Debit card systems have become popular in video arcades, bowling centers and theme parks.

The use of a debit card system allows operators to package their product more effectively while monitoring customer spending. An example of one of these systems is ECS by Embed International. (Wilson, 2017) A prepaid debit card looks a lot like a credit card. It even works a lot like a credit card, when you use it in a store to purchase products. However, a prepaid credit card is not a credit card. The two work very differently.

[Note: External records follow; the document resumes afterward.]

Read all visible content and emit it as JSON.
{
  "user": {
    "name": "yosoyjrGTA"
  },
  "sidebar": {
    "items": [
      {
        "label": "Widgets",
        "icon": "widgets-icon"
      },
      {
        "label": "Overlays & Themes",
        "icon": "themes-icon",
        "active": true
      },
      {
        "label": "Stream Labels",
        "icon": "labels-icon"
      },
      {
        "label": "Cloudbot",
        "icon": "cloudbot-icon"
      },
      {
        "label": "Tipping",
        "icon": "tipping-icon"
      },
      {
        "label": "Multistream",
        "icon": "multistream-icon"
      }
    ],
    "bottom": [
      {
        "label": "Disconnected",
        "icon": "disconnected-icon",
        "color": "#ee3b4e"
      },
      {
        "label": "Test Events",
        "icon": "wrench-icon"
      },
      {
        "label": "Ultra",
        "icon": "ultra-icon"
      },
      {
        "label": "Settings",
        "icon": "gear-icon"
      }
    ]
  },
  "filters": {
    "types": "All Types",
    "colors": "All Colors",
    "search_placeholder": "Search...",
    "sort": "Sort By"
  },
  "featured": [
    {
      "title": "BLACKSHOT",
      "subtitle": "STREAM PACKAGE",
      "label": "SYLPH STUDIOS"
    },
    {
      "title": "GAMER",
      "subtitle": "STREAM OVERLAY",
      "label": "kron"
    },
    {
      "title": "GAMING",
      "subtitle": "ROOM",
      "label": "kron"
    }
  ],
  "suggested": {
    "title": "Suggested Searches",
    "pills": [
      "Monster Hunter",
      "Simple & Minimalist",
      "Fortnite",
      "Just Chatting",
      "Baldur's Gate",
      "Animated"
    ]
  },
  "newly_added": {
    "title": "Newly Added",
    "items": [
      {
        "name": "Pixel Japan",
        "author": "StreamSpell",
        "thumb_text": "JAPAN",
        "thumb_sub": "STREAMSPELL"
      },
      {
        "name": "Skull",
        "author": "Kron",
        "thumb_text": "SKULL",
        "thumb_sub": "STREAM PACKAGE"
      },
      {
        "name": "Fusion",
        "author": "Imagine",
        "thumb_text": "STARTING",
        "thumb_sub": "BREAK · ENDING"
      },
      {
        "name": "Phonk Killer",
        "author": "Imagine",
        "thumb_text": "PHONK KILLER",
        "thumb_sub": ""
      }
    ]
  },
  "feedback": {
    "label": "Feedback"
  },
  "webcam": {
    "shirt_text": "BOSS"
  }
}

Whenever you use a credit card, you are borrowing money from someone else to purchase something. A credit card is then a loan. It doesn’t matter if it is a secure credit card, a small business credit card or anything else: the credit card company is lending you money to make your purchase, for which you are going to be charged interest on later (assuming you don’t pay the total balance within a 30-day period). A prepaid debit card, on the other hand, is not a loan. It is simply a method following some of the principles of credit cards for the basic transaction, but instead of borrowing money from a third party you are taking money straight from your debit card account. Therefore, it is referred to as prepaid: you put the money into the account, then you can take the money out of it using your debit card, as opposed to paying for the purchase after the fact with a credit card. There are therefore no interest rates applied to debit cards, although there are sometimes fees associated with them. You never should worry about going into debt using a debit card, since you are only taking out what you take in. Many people find them a welcome alternative to traditional credit cards.